Do you ever wish you could choose the particular cable (or satellite) TV channels that you most want? Instead of having to buy the package service that comes with 361 channels or 902 channels, you could autonomously select, a la carte, the specific channels that you want to view.
Well, I’ve wanted to do that.
Listening to NPR’s Planet Money “Episode 488: The Secret History of Your Cable Bill” on a recent morning walk, I started to wonder how traditional school is like cable or satellite TV. Will student learners always have to “buy the entire package” of this class of math and that class of science, this class of English and that class of social studies? Or will we soon see student learners able to individualize their school subscription bundles?
It’s happened in music. We no longer have to purchase the entire album or CD. We can just buy the particular song we want and create our own playlists. It’s happened in news and broadcast journalism, and we now have the ability to create personal news stations and narrowcast our own story collections.
And it’s going to happen in schools. Well, it IS happening around schools. Think Khan Academy. Think Coursera and Udacity (Hat tip to EdSurge). Think Mozilla OpenBadges project. Think Juliette LaMontagne’s Breaker. Think Seth Godin’s Krypton Community College. Think of the future mashup of those ideas and ventures!
It’s highly likely that my 9 and 6 year-old sons will be able to autonomously aggregate courses and experiences (with badges and endorsements like on LinkedIn) and bundle their own “College Degree,” which I hope will include some residential, face-to-face relationship building in a particular physical community, too. (I imagine that it will.) But who knows?!

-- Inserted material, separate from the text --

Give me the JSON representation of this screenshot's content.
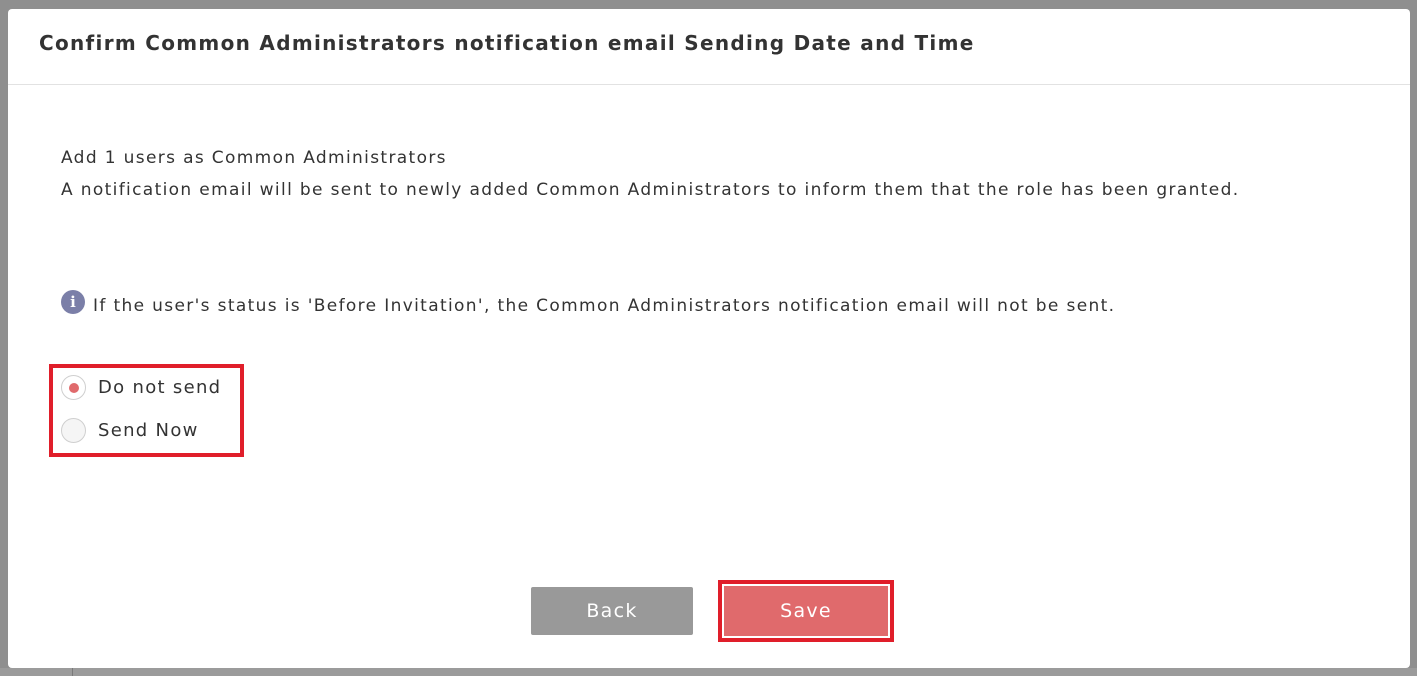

Learners entering MIT, Stanford, etc., will more and more be able to enter with NUMEROUS courses from those institutions already IN their digital portfolios. Will our schools require the seat-time, residential equivalents of those MOOCs? Or will they we build on the increased capacity that’s already been built when the learners reach them us?
How are you thinking about the way we package and bundle “school” in an age where people can increasingly pull and self-package the content-and-experience streams that best work for them, their passions, their interests, and their needs (with mentorship, of course!)?
Bo,
I love the analogy you make with the cable packages! What seems to be more and more true is that the students will push us there if we don’t get there first– why not partner with them now in their learning to personalize for them while, at the same time, incorporating fundamentals in such a way that students see the purpose and meaning. At some point, schools need to shift more toward the student being a viable partner in determining direction of learning. Alas, your most wonderful/awful C word comes in to play– Control. Perhaps as educators move to take control of their own learning/professional development, they will pass on this blessing to their students. It is incredible what might happen if we moved the needle there more quickly…

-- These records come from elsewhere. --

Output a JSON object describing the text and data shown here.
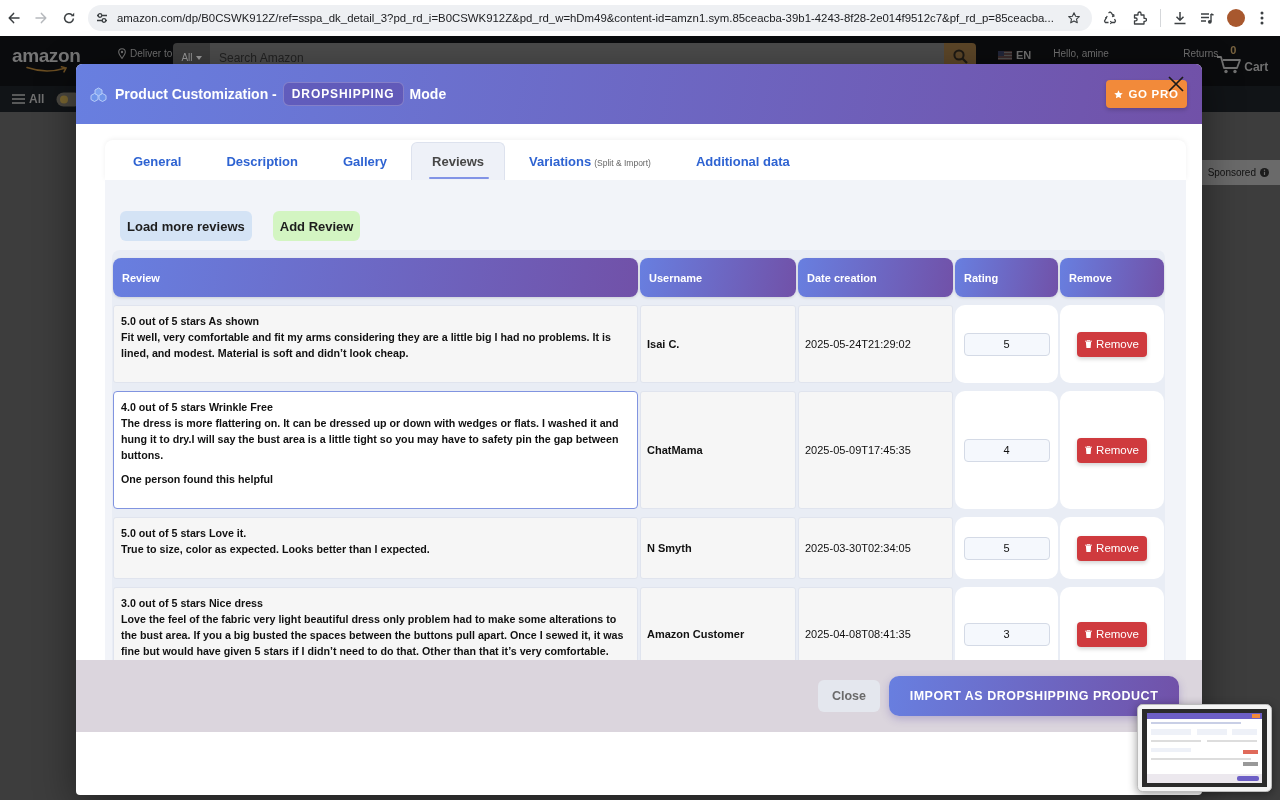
{
  "browser": {
    "url": "amazon.com/dp/B0CSWK912Z/ref=sspa_dk_detail_3?pd_rd_i=B0CSWK912Z&pd_rd_w=hDm49&content-id=amzn1.sym.85ceacba-39b1-4243-8f28-2e014f9512c7&pf_rd_p=85ceacba...",
    "can_go_forward": false
  },
  "background_page": {
    "logo": "amazon",
    "deliver_label": "Deliver to",
    "search_category": "All",
    "search_placeholder": "Search Amazon",
    "language": "EN",
    "greeting": "Hello, amine",
    "returns_label": "Returns",
    "cart_count": "0",
    "cart_label": "Cart",
    "nav_menu_label": "All",
    "sponsored_label": "Sponsored"
  },
  "modal": {
    "title": "Product Customization -",
    "mode_badge": "DROPSHIPPING",
    "title_suffix": "Mode",
    "upgrade_button": "GO PRO",
    "tabs": [
      {
        "label": "General",
        "selected": false
      },
      {
        "label": "Description",
        "selected": false
      },
      {
        "label": "Gallery",
        "selected": false
      },
      {
        "label": "Reviews",
        "selected": true
      },
      {
        "label": "Variations",
        "note": "(Split & Import)",
        "selected": false
      },
      {
        "label": "Additional data",
        "selected": false
      }
    ],
    "actions": [
      {
        "label": "Load more reviews",
        "kind": "info"
      },
      {
        "label": "Add Review",
        "kind": "success"
      }
    ],
    "table": {
      "columns": [
        "Review",
        "Username",
        "Date creation",
        "Rating",
        "Remove"
      ],
      "rows": [
        {
          "title": "5.0 out of 5 stars As shown",
          "body": "Fit well, very comfortable and fit my arms considering they are a little big I had no problems. It is lined, and modest. Material is soft and didn’t look cheap.",
          "username": "Isai C.",
          "date": "2025-05-24T21:29:02",
          "rating": "5",
          "remove_button": "Remove",
          "focused": false
        },
        {
          "title": "4.0 out of 5 stars Wrinkle Free",
          "body": "The dress is more flattering on. It can be dressed up or down with wedges or flats. I washed it and hung it to dry.I will say the bust area is a little tight so you may have to safety pin the gap between buttons.",
          "helpful": "One person found this helpful",
          "username": "ChatMama",
          "date": "2025-05-09T17:45:35",
          "rating": "4",
          "remove_button": "Remove",
          "focused": true
        },
        {
          "title": "5.0 out of 5 stars Love it.",
          "body": "True to size, color as expected. Looks better than I expected.",
          "username": "N Smyth",
          "date": "2025-03-30T02:34:05",
          "rating": "5",
          "remove_button": "Remove",
          "focused": false
        },
        {
          "title": "3.0 out of 5 stars Nice dress",
          "body": "Love the feel of the fabric very light beautiful dress only problem had to make some alterations to the bust area. If you a big busted the spaces between the buttons pull apart. Once I sewed it, it was fine but would have given 5 stars if I didn’t need to do that. Other than that it’s very comfortable.",
          "username": "Amazon Customer",
          "date": "2025-04-08T08:41:35",
          "rating": "3",
          "remove_button": "Remove",
          "focused": false
        }
      ]
    },
    "footer_buttons": [
      {
        "label": "Close",
        "kind": "secondary"
      },
      {
        "label": "IMPORT AS DROPSHIPPING PRODUCT",
        "kind": "primary"
      }
    ]
  }
}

Well said, Angel. I completely agree that students (learners) will push us there. A partnership in that journey seems to me, too, to be the best paths forward in this inevitable evolution in schooling. And, of course, I think it has everything to do with the influence that locus of control has on our – everyone’s – engagement and ownership and investing in the deeper learning. All too often “school” can be more of an interruption to that natural way of human learning when we guide it more ourselves – like in the other 87% of our lives that we are not in more formalized schooling. School can be more of a complement, amplifier, and accelerator of the natural ways of human learning. But school leaders and learners must collectively work to help school shift and transform relative to and in leadership of the transformations that are happening in the world/communities at large.
As always, thanks for your learning and thinking extensions here! I so appreciate the dialogue and discussion.

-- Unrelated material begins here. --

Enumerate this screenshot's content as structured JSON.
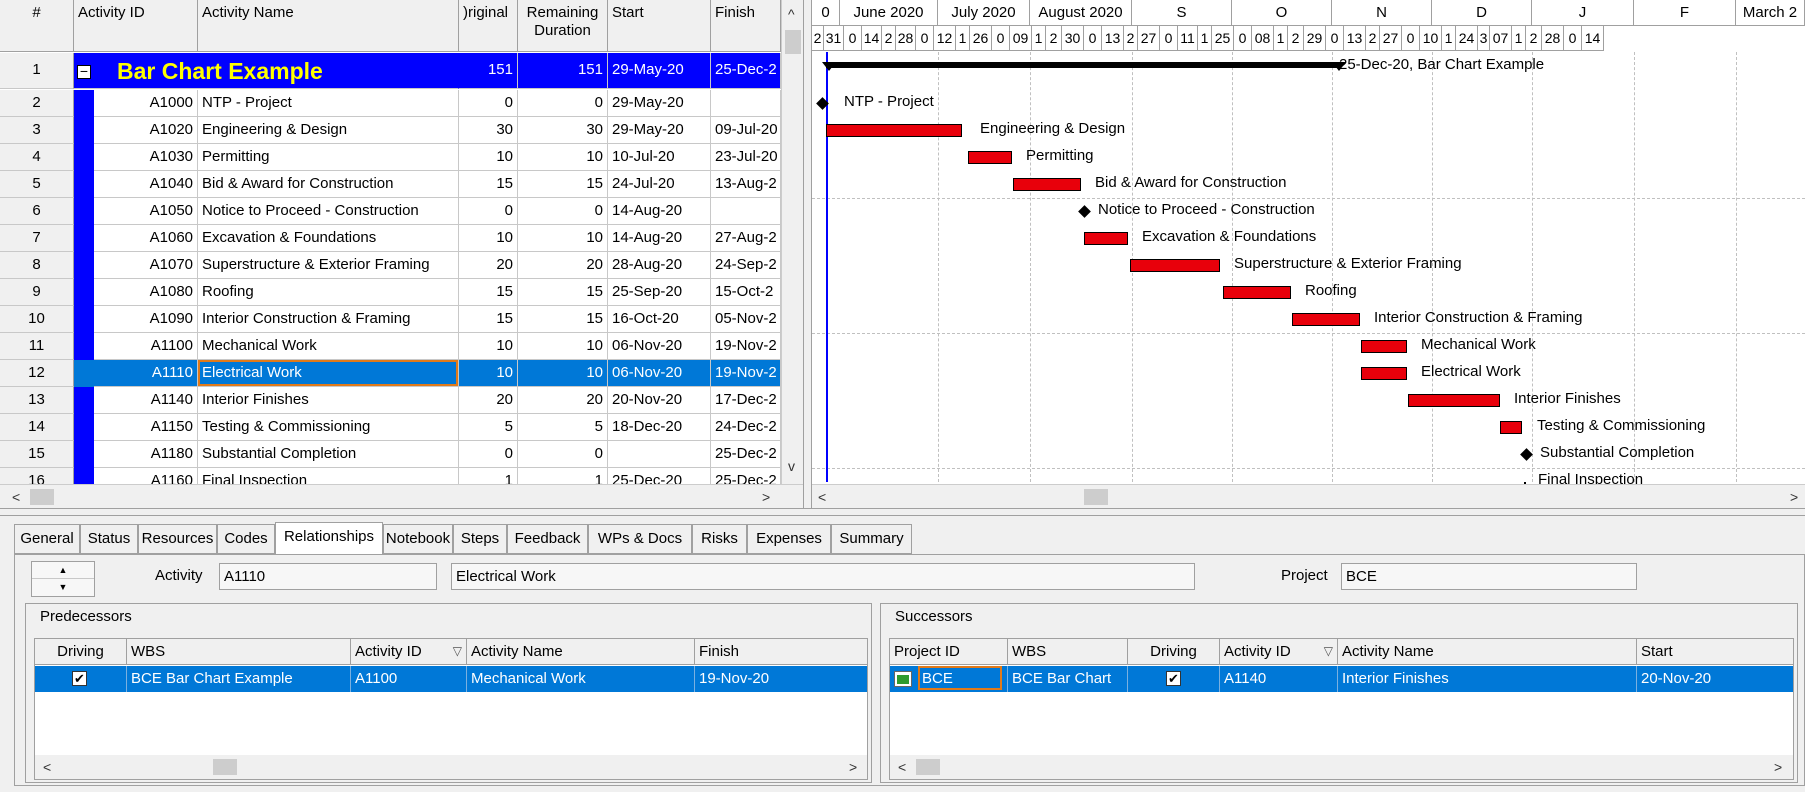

Thanks for these thoughts. I’ve been thinking a lot about unbundling, self-direction, and credentialization as I’ve begun working at the Princeton Learning Cooperative this fall. I think that you’re right: there’s the potential for big changes in the way that individuals put together educations for themselves. I guess we’ll see how these forces—and our actions—continue to play out!
Justin, thanks so much for leaving your comment here! I did not know about the Princeton Learning Cooperative, and I’ve been doing a start to exploring, thanks to you. From what I can tell so far, you are contributing to a community that is fairly deep in the “unbundling” and repackaging movement taking place around schooling. I’m so appreciative of your extension of the conversation and understanding base here. Maybe in the near future we could chat more.